— Я хочу поговорить с ней, и плевать мне, что она из поместного дворянства. Терпеть не могу всю эту бредятину, — заявила Эрика. — В Словакии полно проблем, но, к счастью, мы избавлены от дурацкой классовой системы.
* * *
От вокзала Хейза до дома по адресу, который им сообщили из диспетчерской, идти было недолго. Розмари Хули жила в одном из претенциозных домиков, что стояли в ряд близ въезда в природный парк Хейз с Кройдон-роуд. Все они фасадными окнами выходили на гравийную стоянку и парк, все были отделены от тихой дороги большими садами. В воздухе носился слабый запах древесного дыма, который усиливался по приближении к «Старому дому священника», где обитала Розмари. Эрика отворила маленькую белую калитку. Дом имел тростниковую крышу, фасад — в идеальном состоянии, ухоженный мшистый газон усеивали опавшие листья. Одно из окон давало обзор на две стороны, и сквозь уютную маленькую комнату они увидели на заднем дворе Розмари Хули, сгребавшую в кучу пожухлые листья. На ней были все тот же старый спортивный костюм, спортивная шапочка с символикой футбольного клуба «Челси» и шарф «Манчестер Юнайтед». Палевый лабрадор, должно быть, услышав их, с лаем выскочил из-за угла.

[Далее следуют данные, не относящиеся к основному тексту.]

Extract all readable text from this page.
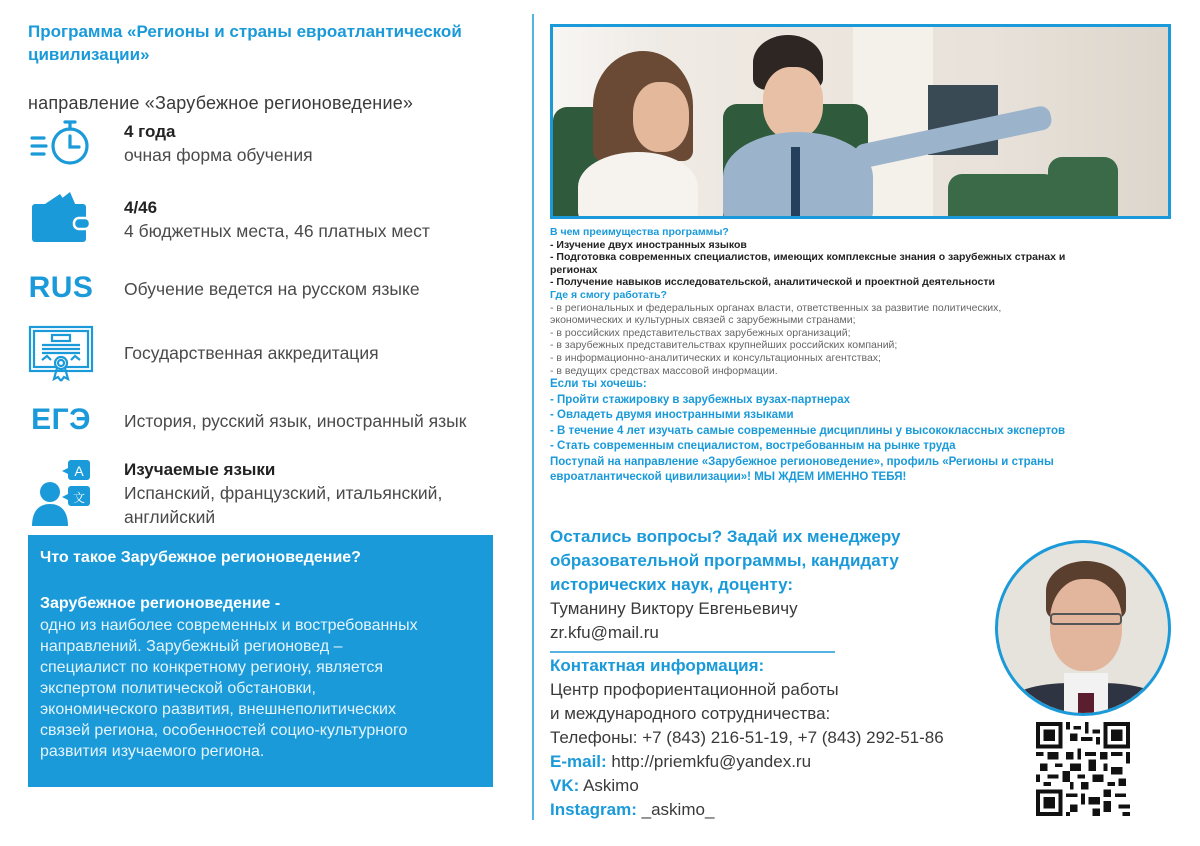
Программа «Регионы и страны евроатлантической цивилизации»
направление «Зарубежное регионоведение»
4 года
очная форма обучения
4/46
4 бюджетных места, 46 платных мест
RUS Обучение ведется на русском языке
Государственная аккредитация
ЕГЭ История, русский язык, иностранный язык
A
文
Изучаемые языки
Испанский, французский, итальянский, английский
Что такое Зарубежное регионоведение?
Зарубежное регионоведение -
одно из наиболее современных и востребованных
направлений. Зарубежный регионовед –
специалист по конкретному региону, является
экспертом политической обстановки,
экономического развития, внешнеполитических
связей региона, особенностей социо-культурного
развития изучаемого региона.
В чем преимущества программы?
- Изучение двух иностранных языков
- Подготовка современных специалистов, имеющих комплексные знания о зарубежных странах и
регионах
- Получение навыков исследовательской, аналитической и проектной деятельности
Где я смогу работать?
- в региональных и федеральных органах власти, ответственных за развитие политических,
экономических и культурных связей с зарубежными странами;
- в российских представительствах зарубежных организаций;
- в зарубежных представительствах крупнейших российских компаний;
- в информационно-аналитических и консультационных агентствах;
- в ведущих средствах массовой информации.
Если ты хочешь:
- Пройти стажировку в зарубежных вузах-партнерах
- Овладеть двумя иностранными языками
- В течение 4 лет изучать самые современные дисциплины у высококлассных экспертов
- Стать современным специалистом, востребованным на рынке труда
Поступай на направление «Зарубежное регионоведение», профиль «Регионы и страны
евроатлантической цивилизации»! МЫ ЖДЕМ ИМЕННО ТЕБЯ!
Остались вопросы? Задай их менеджеру
образовательной программы, кандидату
исторических наук, доценту:
Туманину Виктору Евгеньевичу
zr.kfu@mail.ru
Контактная информация:
Центр профориентационной работы
и международного сотрудничества:
Телефоны: +7 (843) 216-51-19, +7 (843) 292-51-86
E-mail: http://priemkfu@yandex.ru
VK: Askimo
Instagram: _askimo_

— Серж! — крикнула Розмари, а в следующую минуту и сама появилась из боковой калитки. При виде Эрики с Питерсоном она протяжно вздохнула и оперлась на грабли. — А… Так и думала, что еще раз встречу вас. Хотите чаю?
— Да, спасибо, — ответила Эрика.
Розмари сняла изношенные перчатки и жестом пригласила их следовать за ней.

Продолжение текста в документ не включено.